Foreground/Background Segmentation and Compression Project

LINK TO THE SOURCE CODE

Note: Unfortunatley the source code for this project could not be hosted in a public GitHub repository due to class requirements. That is why the source code is being shared via Google Docs. The portions of the code I wrote are most of the contents in the src/interface/motion.py and src/interface/video.py files.

Introduction

For the final project of my "Multimedia System Design" class at USC, I worked with a partner on a "smart" video compression project. The basic idea was that people pay less attention to the background of videos compared to the foreground, so you can get away with higher but lossier compression for parts of video frames that are the background as opposed to the foreground. However, this requires being able to segment the foreground and background regions of each frame.

My role in the project was mainly to write code that did the foreground/background segmentation. It worked as follows.

How it works

The project instructions recommended we divide each frame into 16x16 pixel regions called "macroblocks", compute motion vectors for each macroblock, and then figure out a way to use the computed motion vectors to determine which macroblocks were part of the foreground and which were part of the background. The fundamental concept was that things in the foreground would likely be moving differently from the background, such as people walking along a static background, and so you could differentiate between the two simply by their motion vectors.

This was by no means a perfect method. To begin with, the foreground and background do not always have different motion vectors. Additionally, a 16x16 pixel block may sometimes contain pixels from both the foreground and the background. Despite these problems, this method did work well at times, as we shall see.

First off, here is the video we will be using as a demo.

On the recommendation of my partner, the first thing we did before computing the motion vectors was blur each frame with a Gaussian filter, which seemed to help with motion vector computation by reducing noise. After that, pixel motion between each frame was computed using OpenCV's calcOpticalFlowFarneback function, which uses an algorithm created by Gunnar Farneback to calculate optical flow. The motion vectors of the pixels in each macroblock were averaged to get a motion vector for each macroblock. Below is an example of the motion vectors calculated for the 30th frame of the sample video.

While the motion vectors might look rather scattered without a discernible "cluster" belonging to background motion vectors, keep in mind each frame has 2040 motion vectors in this example. Thus, most of the background vectors are in the small "cloud" concentrated around (0, 0), and make up the vast majority of all of the motion vectors.

The nature of the motion vectors will vary between videos.

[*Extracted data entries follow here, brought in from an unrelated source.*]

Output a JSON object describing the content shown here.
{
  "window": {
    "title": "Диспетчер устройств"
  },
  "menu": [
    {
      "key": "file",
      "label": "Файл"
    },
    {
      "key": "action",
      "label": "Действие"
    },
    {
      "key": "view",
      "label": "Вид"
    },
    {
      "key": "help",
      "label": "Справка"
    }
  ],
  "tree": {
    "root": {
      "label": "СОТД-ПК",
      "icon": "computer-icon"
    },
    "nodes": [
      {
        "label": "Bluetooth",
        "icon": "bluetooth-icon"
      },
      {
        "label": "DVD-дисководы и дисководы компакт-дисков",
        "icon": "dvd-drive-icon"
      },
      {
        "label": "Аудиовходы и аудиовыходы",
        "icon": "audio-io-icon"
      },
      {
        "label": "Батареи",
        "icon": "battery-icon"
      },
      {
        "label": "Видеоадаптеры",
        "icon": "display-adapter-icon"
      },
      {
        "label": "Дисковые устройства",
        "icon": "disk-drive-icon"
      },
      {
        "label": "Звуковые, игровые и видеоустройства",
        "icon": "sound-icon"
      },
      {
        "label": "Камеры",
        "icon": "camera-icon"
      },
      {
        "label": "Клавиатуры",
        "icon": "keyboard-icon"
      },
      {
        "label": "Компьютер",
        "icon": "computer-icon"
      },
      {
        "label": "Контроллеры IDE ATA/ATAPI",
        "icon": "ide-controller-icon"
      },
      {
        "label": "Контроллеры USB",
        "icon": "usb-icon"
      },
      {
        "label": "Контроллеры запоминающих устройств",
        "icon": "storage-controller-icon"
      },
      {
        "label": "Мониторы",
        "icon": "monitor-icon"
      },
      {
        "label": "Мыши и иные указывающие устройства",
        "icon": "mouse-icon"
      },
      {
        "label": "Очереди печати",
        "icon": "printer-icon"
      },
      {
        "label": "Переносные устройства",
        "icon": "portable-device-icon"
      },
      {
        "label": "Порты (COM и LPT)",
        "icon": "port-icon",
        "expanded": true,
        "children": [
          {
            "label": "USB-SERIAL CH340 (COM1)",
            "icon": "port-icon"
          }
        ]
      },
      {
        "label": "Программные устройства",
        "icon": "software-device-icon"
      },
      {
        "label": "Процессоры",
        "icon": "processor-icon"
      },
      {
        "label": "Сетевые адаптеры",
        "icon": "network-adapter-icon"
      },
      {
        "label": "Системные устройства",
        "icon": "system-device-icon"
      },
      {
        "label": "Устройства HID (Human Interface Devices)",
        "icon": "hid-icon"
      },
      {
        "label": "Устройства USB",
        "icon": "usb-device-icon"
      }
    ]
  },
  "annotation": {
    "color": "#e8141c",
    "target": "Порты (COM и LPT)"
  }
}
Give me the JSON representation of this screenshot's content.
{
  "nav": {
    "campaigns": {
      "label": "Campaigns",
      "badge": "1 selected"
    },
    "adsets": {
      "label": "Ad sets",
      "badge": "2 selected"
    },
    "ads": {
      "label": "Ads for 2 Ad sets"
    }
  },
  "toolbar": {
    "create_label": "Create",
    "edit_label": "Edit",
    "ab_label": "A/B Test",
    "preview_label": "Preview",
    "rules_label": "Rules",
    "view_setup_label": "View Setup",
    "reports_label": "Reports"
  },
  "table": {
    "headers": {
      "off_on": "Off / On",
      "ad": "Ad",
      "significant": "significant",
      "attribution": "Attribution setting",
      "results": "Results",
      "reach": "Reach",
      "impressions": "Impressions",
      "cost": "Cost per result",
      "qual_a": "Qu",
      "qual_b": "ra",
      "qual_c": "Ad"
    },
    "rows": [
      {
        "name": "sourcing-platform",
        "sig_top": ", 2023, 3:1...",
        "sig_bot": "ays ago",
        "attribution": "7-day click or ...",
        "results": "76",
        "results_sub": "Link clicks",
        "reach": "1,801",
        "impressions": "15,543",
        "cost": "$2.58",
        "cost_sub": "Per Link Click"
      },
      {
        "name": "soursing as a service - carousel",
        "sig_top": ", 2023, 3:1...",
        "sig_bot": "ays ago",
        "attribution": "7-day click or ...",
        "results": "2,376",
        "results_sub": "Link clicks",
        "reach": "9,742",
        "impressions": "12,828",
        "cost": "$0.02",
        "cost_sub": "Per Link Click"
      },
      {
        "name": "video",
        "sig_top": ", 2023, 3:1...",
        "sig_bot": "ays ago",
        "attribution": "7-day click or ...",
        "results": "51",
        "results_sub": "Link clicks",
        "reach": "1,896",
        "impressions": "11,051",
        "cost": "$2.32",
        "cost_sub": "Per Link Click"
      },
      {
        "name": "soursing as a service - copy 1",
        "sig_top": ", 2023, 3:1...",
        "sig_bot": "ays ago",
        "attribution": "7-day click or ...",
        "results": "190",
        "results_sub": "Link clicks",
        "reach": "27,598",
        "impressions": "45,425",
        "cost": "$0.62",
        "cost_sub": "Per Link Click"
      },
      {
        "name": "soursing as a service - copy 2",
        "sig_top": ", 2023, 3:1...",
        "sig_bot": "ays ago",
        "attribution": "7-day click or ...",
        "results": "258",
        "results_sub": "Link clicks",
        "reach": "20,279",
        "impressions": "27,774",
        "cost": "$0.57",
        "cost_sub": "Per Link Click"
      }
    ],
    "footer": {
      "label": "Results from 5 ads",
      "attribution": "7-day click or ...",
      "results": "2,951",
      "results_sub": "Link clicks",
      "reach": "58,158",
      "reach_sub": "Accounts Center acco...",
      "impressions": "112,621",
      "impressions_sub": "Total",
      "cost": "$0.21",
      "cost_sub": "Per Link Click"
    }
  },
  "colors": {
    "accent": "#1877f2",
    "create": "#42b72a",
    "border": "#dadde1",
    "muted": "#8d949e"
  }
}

If there is a lot of fast motion in a particular video, the motion vectors might have much larger magnitudes on average. In order to make the algorithm a bit more video agnostic, the motion vectors are rescaled.

Rescaling the vectors of the sample video's 30th frame gives us the following motion vectors.

We then use agglomorative clustering to find clusters of motion vectors. We make the naive assumption that the largest cluster is composed of background motion vectors. Doing so for all motion vectors in the video and drawing the motion vectors onto the video yields the following result. Note that the motion vectors of macroblocks deemed part of the foreground are colored green, and those of macroblocks deemed part of the background are colored red.

This is a pretty good result, but there are a few problems. For one, there are frames where motion vectors that should be part of the background suddenly flash green, and then become red again in the next frame. This might be due to noise in the calculated optical flows of individual pixels. Another issue can be seen in the following image.

We see there are clearly some motion vectors, such as those at the legs of the tennis player, that are classified as red background motion vectors when they should be green foreground motion vectors. Even some small groups of motion vectors that have been classified as "background" are surrounded by motion vectors classified as "foreground". This seems a bit strange. This could be due to noise in the original optical flow calculation, or poor tuning of hyperparameters in the optical flow calculation or the clustering algorithm. One other possibility that could lead to this issue in some cases is the homogeneity of color in an object. Optical flow algorithms look at a pixel in some frame and try to find where that pixel went in the next frame. If an image, for example, consists of entirely red pixels except for one blue pixel, and that blue pixel moves slightly between frame n and frame n+1, it is easy to calculate the motion of that blue pixel. You could just search for where the blue pixel is in frame n+1 in a small neighborhood around where the pixel originally was in frame n, since objects tend to not move huge distances between frames. However, if you have a large blue square in the image and it moves slightly between frames n and n+1, how do you find the optical flow of the pixels in the blue square? A blue pixel in the center of the square will have another pixel nearby in the square take its place after the move. In fact, the neighborhood around where that pixel was will probably look entirely the same in frame n+1. An entirely blue region of the square will just move in to replace the old entirely blue region. It will be difficult to detect movement anywhere but the edges of the square, since there will be almost no visual change between frames outside of those regions.

To solve the issue, we did the following. For each frame, we ran agglomorative clustering on the locations of all of the macroblocks classified as "foreground" within the frame. The idea is that a cluster of nearby foreground macroblocks make up a single object (or a part of a single object, such as a leg). We then get bounding boxes around each cluster, and flip any background macroblock classification within the bounding box to a foreground classification. The idea is that any background classification within that bounding box is likely a misclassification, since that macroblock lies within a cluster of foreground macroblocks, and thus is likely part of a foreground object. We referred to this process as "intrafrace foreground status correction", since it uses information entirely within each frame to correct the foreground statuses of macroblocks within that frame.

One other problem that needed to be resolved was the occassional "flashes" of green or red seen in the motion vector video. Likely due to noise in the optical flow calculation, large swaths of background macroblocks would sometimes be misclassified as foreground macroblocks in a single frame before again correctly being classified as background macroblocks in the next frame. The oppositie would also happen for foreground macroblocks. To solve this, we simply made a rule that if a macroblock is classified as background in frames n-1 and n+1 but foreground in frame n, then its classification in frame n will be set to background. If a macroblock is classified as foreground in frames n-1 and n+1, but background in frame n, then we switch its classification in frame n to foreground. We called this "interframe foreground status correction", because it relies on information across multiple frames to correct the foreground status of macroblocks in a single frame.

First applying intraframe then interframe foreground status corrections, we get the following result.

This is a great result!

Results

Using the above seen foreground/background macroblock classifications, we can highly compress the background macroblocks to get the following result.

This compression is a bit too obvious. If we do not compress background macroblocks as as much, we get the following.

Thank you so much for reading!